The moment price breaks below the lower Bollinger Band — an event-based signal that fires once at the crossing candle. Use this instead of < when you want the precise breakout moment.
Use this instead of < when you want to catch the precise moment price breaks below the band rather than the sustained condition of being below it.
cross_above -- Crossing Above a Band
price cross_above bb_middle
Price crosses from below to above the middle band. This is a mean reversion confirmation signal -- after a dip below the lower band, price crossing back above the middle band confirms that the reversion is underway. This is an event-based operator and fires once at the crossing.

Price crossing back above the middle Bollinger Band (SMA 20) — mean reversion confirmed. After touching the lower band, this crossing signals the recovery is underway.
The direction you read a trigger matters. bb_lower > price is equivalent to price < bb_lower -- both mean "price is below the lower Bollinger Band." Botmarley reads left-to-right: indicator operator target.
TOML Examples
Buy When Price Drops Below Lower Band
The classic Bollinger Bounce entry. Price below the lower band means it is extended more than 2 standard deviations from the mean.
[[actions]]
type = "open_long"
amount = "100 USDC"
[[actions.triggers]]
indicator = "price"
operator = "<"
target = "bb_lower"
timeframe = "1h"
Alternative Form -- Lower Band Above Price
This is identical in meaning to the example above but written with the indicator and target swapped:
[[actions.triggers]]
indicator = "bb_lower"
operator = ">"
target = "price"
timeframe = "1h"
Sell When Price Breaks Above Upper Band
Price above the upper band may indicate an overbought condition -- a good time to take profit.
[[actions]]
type = "sell"
amount = "50%"
[[actions.triggers]]
indicator = "price"
operator = ">"
target = "bb_upper"
timeframe = "1h"
Mean Reversion -- Price Crosses Back Above Middle Band
After a dip below the lower band, wait for price to cross back above the middle band before entering. This confirms the reversion is in progress rather than catching a still-falling knife.
[[actions]]
type = "open_long"
amount = "100 USDC"
[[actions.triggers]]
indicator = "price"
operator = "cross_above"
target = "bb_middle"
timeframe = "1h"
Bollinger Bounce with RSI Confirmation
Combine Bollinger Bands with RSI to filter out false signals. Only buy when price is below the lower band AND RSI confirms oversold conditions.

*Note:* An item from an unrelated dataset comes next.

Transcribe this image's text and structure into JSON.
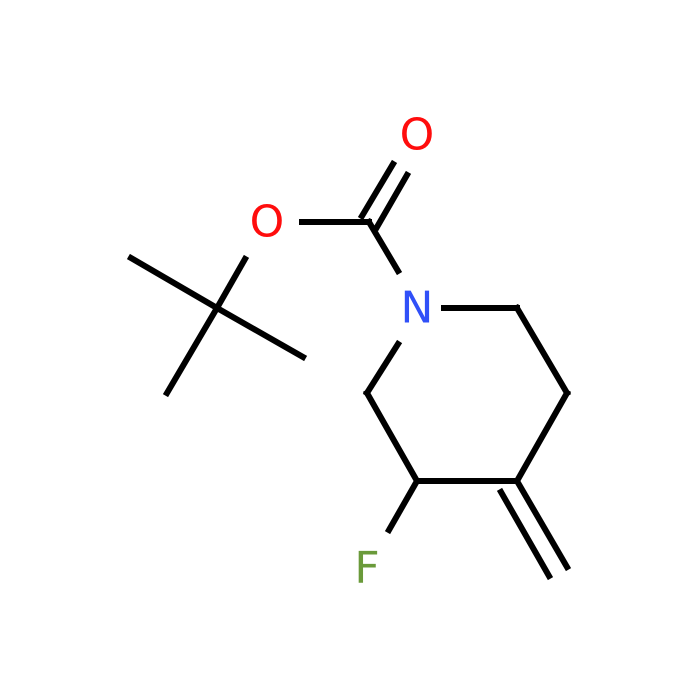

Multi-indicator confirmation: price below the lower Bollinger Band AND RSI below 35. Combining two independent signals filters out false positives and increases the reliability of the entry.
[[actions]]
type = "open_long"
amount = "100 USDC"
[[actions.triggers]]
indicator = "price"
operator = "<"
target = "bb_lower"
timeframe = "1h"
[[actions.triggers]]
indicator = "rsi_14"
operator = "<"
target = "35"
timeframe = "1h"
Tips
There are two opposing strategies with Bollinger Bands:
- Bollinger Bounce -- buy when price touches the lower band, expecting a reversion to the middle. Works best in ranging, sideways markets.
- Bollinger Breakout -- buy when price breaks above the upper band, expecting momentum to continue. Works best in trending markets.
Backtest both approaches on your target pair to see which fits the market regime.
A Bollinger Band breakout is more meaningful when accompanied by a volume spike. Add a volume confirmation trigger (e.g., vol_sma_20) to filter out low-conviction breakouts.
In strong trends, price can "walk the band" -- staying near the upper band in an uptrend or the lower band in a downtrend for many candles. A state-based trigger like price < bb_lower will fire on every one of those candles. Use max_count to limit firing, or switch to cross_below for a one-time signal.